Es gibt jedoch einen Punkt, der für mich persönlich einfach nichts war: Die Kapitellängen. Die gesamte Handlung über wird aus der Perspektive von einigen verschiedenen Personen erzählt. Prinzipiell mag ich so etwas sehr gerne, da man einfach einen größeren Überblick über die Story-Welt bekommt. Problem dabei ist jedoch, dass mich das Buch deshalb an keiner Stelle länger packen konnte. Die einzelnen Kapitel sind immer nur wenige Seiten lang, zum Teil gibt es auch Kapitel, die gerade mal eine halbe Seite umfassen. Mit jedem nächsten Kapitel wechselt aber auch die Erzählperspektive. Dementsprechend kommt es vor, dass es gerade anfängt in einem Kapitel spannend zu werden, und dann ist plötzlich das Kapitel zuende und die Perspektive wechselt.

Auf mich hat das einen sehr filmischen Charakter gehabt; es wird versucht so gut es geht die vielen Dinge zu zeigen, die gleichzeitig passieren. Leider wird man so aber auch immer wieder aus der Handlung gerissen. Statt Spannung auf das, was als nächstes passiert, habe ich nach einer Weile eher Frustration empfunden. Wären die Kapitel so in etwa 10 Seiten lang, hätte man als Leser genug Zeit um sich in die Situation hineinzuversetzen und weiterlesen zu wollen. So war es für mich aber so, dass ich gerade begonnen hatte mitzufühlen und schwupps kommt der Wechsel. Dementsprechend kam für mich leider nie das Gefühl auf, dass ich das Buch nicht mehr aus der Hand legen möchte.

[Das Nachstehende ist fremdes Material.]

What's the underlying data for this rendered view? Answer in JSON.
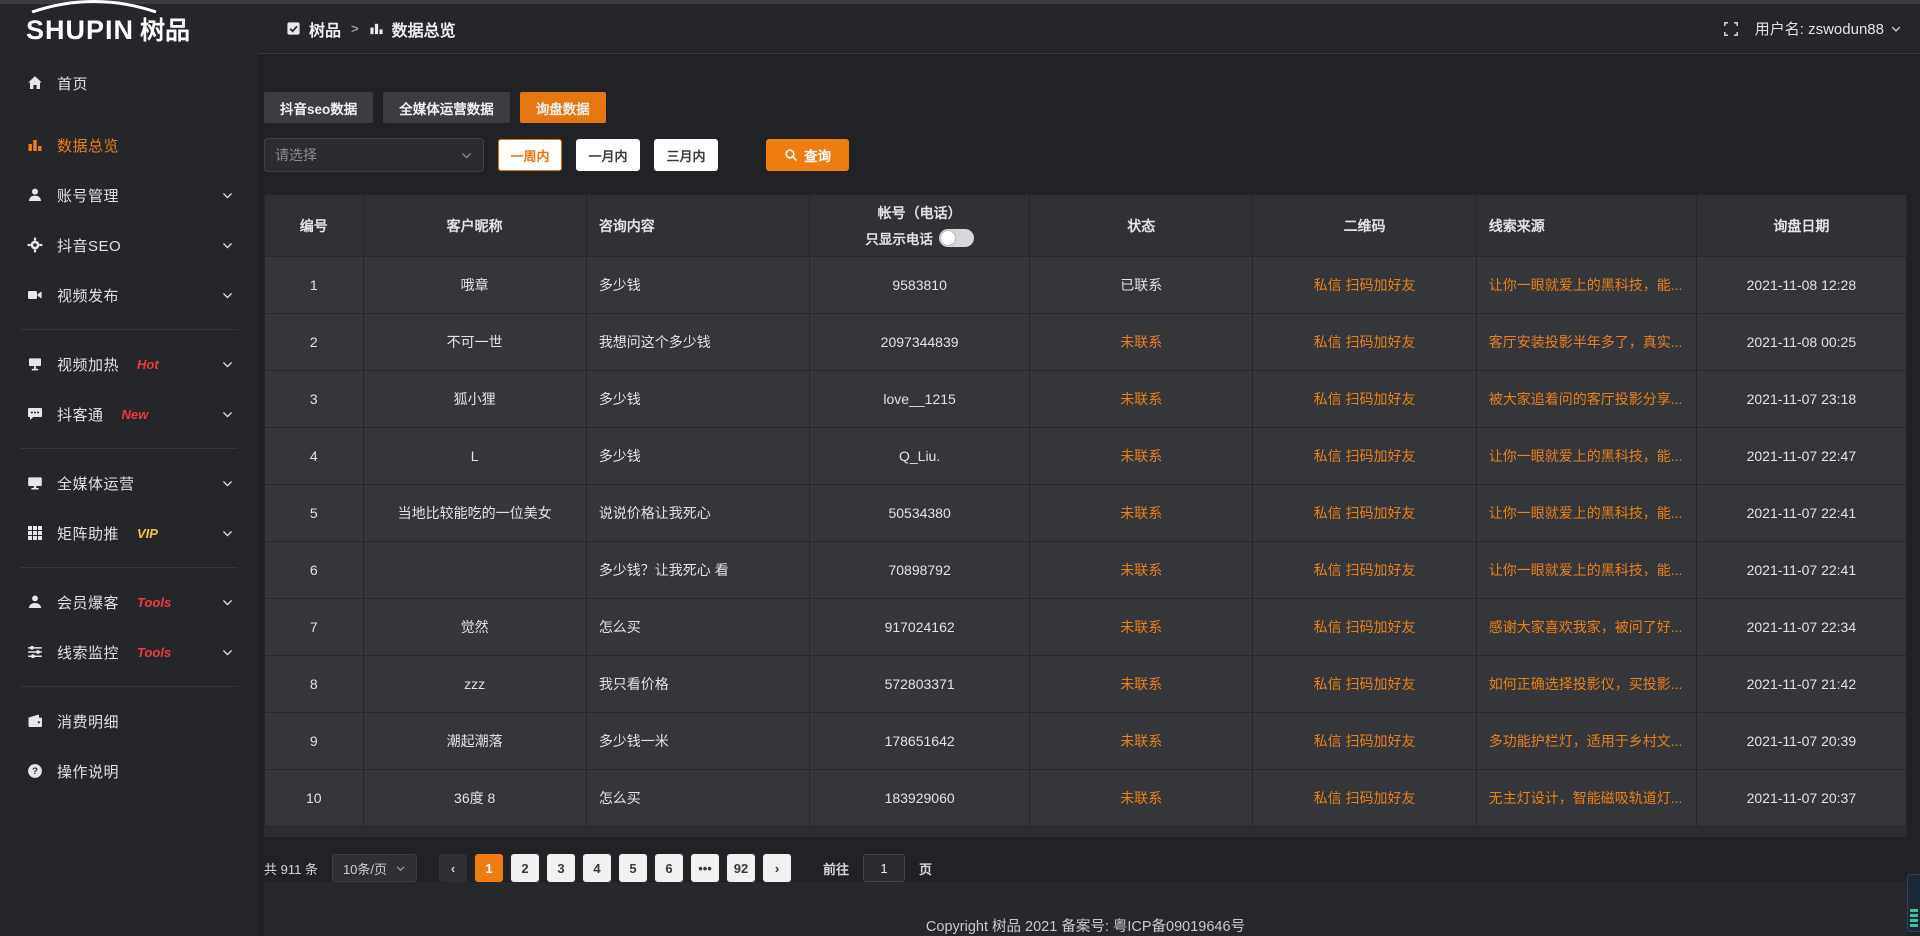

Natürlich ist das reine Geschmackssache. Viele mögen sicher genau diese Erzählweise. Ich persönlich bevorzuge aber längere Kapitel. Dennoch fand ich das Buch aber gut. Selbst wenn ich mal ein paar Tage nicht weitergelesen habe, konnte ich das Buch nehmen und einfach mitten im Absatz weiterlesen, ohne das Gefühl zu haben völlig orientierungslos in der Szene zu sein. Das spricht eigentlich nur für den Schreibstil.

Wer also kein Problem mit kurzen Kapiteln hat, für den ist das Buch definitiv eine Empfehlung.